Царь Иосиф за свою гордыню поплатился точно. Каждый, кого воля Божья поднимает над его народом, возводя на престол, должен знать, что настоящие твердыни — это не каменные стены, лесные крепи и речные лабиринты, а люди твоей земли. Только постигнув их чаяния и надежды, можно зажечь пламя победы, и не всегда пищей для этого огня является золото, да и кому оно нужно, когда хлеба нет. А что до стен, то могут ли они стать помехой для войска, в осенние дожди и зимние вьюги покорявшего горные хребты.

Неждан не чувствовал ни дождя, ни снега, не различал, стелется ли под ногами ровная степная дорога или вздымается отвесная скала и вертикальная стена.
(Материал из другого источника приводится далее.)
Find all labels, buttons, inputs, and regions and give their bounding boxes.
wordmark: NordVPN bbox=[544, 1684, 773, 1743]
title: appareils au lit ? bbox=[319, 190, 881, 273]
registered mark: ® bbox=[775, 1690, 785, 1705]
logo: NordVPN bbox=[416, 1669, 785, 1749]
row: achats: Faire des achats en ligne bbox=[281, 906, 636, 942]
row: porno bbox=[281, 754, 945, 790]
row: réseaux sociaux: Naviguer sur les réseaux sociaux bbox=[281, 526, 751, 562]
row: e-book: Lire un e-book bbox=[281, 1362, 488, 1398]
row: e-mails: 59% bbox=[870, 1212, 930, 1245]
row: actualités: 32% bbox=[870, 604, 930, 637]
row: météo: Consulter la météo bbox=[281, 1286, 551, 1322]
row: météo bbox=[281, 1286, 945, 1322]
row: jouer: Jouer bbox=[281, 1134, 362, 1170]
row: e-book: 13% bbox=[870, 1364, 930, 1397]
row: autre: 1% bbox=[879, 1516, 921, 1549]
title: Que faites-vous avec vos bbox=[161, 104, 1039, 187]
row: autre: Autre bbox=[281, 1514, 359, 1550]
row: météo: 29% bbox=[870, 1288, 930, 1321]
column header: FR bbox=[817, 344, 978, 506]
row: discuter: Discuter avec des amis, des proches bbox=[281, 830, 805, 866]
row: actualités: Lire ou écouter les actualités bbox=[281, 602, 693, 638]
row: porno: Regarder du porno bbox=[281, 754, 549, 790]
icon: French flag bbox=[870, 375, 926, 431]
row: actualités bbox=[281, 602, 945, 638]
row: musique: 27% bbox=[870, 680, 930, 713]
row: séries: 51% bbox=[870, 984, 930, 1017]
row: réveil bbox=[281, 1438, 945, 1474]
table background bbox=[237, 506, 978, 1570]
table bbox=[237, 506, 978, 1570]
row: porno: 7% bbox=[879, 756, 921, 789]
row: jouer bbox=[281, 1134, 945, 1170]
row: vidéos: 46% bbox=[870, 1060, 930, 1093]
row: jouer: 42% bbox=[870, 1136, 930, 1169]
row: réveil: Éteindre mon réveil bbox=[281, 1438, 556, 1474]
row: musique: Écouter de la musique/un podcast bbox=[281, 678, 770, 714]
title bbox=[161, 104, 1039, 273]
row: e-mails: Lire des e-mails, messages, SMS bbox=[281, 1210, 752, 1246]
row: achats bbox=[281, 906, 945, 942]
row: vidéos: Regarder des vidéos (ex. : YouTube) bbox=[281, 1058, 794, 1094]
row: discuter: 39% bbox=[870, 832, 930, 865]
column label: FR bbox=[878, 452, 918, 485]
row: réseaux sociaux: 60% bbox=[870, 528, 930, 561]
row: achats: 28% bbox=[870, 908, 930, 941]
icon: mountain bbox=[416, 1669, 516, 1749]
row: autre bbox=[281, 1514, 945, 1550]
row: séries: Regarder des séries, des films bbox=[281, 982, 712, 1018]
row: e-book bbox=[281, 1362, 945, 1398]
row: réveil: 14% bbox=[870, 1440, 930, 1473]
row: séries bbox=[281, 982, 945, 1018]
Каждый взмах его меча направляла взывавшая к мести кровь, и клекоту огненного сокола вторил гневный рык Ашины волка. Ох, Всеслава, Всеславушка, зоренька ясная! Верно, правы были древние, полагавшие, что легкомысленная женка Эпиметея, выпустив гулять по свету все злокозненные хвори, закрыла крышку колдовского ящика перед носом надежды.

Наткнувшись вместе с отрядом дозорных на остатки хазарского лагеря, в котором случилась междоусобица, они не сразу смогли понять, что произошло. Мысль о том, что хазары окажутся настолько беззаконным народом, что в час испытаний вместо того, чтобы искать пути к объединению, затеют мятеж против тех, кто всё это время пытался защищать их жизнь и свободу, поднимут руку на человека, олицетворявшего собой каганат, и устроят резню, просто не укладывалась в голове.

— Они поступили согласно обычаю, — потрясенно разглядывая устрашающую картину (бунтовщики настолько торопились, что даже не потрудились прибрать мертвецов), вопросительно поднял глаза на старшего брата участвовавший в походе Аян.

— Такое решение вправе принимать только великий жрец с одобрения совета старейшин, — презрительно скривился старший Органа. — А никак не потерявшая рассудок чернь.

— Правду говорят, когда Господь хочет кого-то покарать, он лишает его разума, — покачал головой Хельги.

Отца Неждан увидел почти сразу. Хотя, как потом рассказывали попавшие в плен мятежники, несмотря на полученные раны, Иегуда бен Моисей продолжал сражаться, когда пали последние из его соратников, обезумевшей толпе удалось в конечном итоге повалить его. Поскольку бунтовщики не имели ни времени, ни материала для того, чтобы соорудить деревянного коня, тархана расчалили прямо на ветвях одиноко стоявшего посреди равнины, объеденного донага саранчой яблоневого дерева. Когда Неждан и Хельги, который даже раньше побратима кинулся к омытым дождем и кровью ветвям, разрезали веревки, Иегуда бен Моисей был ещё жив.

— Илия… — прошептал тархан, сумев приподнять на мгновение веки, и силы оставили его.